Black Lives Matter was once again back in the headlines this week after not one, but two questionable police shootings were recorded on video. The first, in Baton Rouge, LA, involved a 37-year-old armed black man named Alton Sterling. The second led to the death of Philando Castle in Minnesota. He, too, was armed at the time of his death.
As in previous cases, the available footage seems damning. And because this footage is all we have to go on, you can’t blame people for getting upset. When it comes to the war between emotions and logic, emotions will almost always win out. These videos – accompanied by exploitation propaganda – are much more powerful than a sober, boring analysis of the facts. Especially when those facts are rarely mentioned in the mainstream news media.
Another problem: Human beings are not good at focusing on things they can’t see. Crime is a great example of that. Most people tend to believe their communities are much more dangerous than they actually are. Why? Because local news broadcasts are inevitably focused on robberies, homicides, and other bleak stories of a society in rapid decay. “Nothing Bad Happened in Local Neighborhood Last Night” doesn’t exactly pop the ratings.
So it is with police shootings.

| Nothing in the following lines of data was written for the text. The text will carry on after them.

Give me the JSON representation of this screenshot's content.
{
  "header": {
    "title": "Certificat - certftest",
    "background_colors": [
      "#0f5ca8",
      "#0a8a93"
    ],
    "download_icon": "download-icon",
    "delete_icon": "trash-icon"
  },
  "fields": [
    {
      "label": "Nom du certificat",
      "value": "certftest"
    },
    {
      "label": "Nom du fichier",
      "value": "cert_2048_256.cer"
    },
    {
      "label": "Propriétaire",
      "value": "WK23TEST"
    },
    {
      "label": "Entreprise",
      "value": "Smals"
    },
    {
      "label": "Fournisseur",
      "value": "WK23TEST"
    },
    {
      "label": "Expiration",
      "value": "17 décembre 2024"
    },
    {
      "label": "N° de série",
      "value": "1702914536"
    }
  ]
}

If the networks frequently opened their nightly news programs with videos showing police officers carrying out their duties with professionalism, courage, and restraint – videos, in other words, that tell the truth about the vast (VAST) majority of law enforcement encounters – the Black Lives Matter movement would not exist.
Obviously, we should not give any individual police officer a free pass on murder, and we must demand expect that all lives – black, white, or other – matter in the eyes of justice. The shootings in Baton Rouge and Minnesota must be investigated transparently, and the outcomes of those investigations must reflect the evidence.
But we must forcefully resist any effort to turn any individual example of police misconduct into a condemnation of the criminal justice system, an attack on law enforcement officers, or a larger commentary on America’s racism. If there is a need for reforms, those needs should arise from the facts.
Not from shaky videos that say little about what happened in these specific instances, and say nothing about criminal justice in general.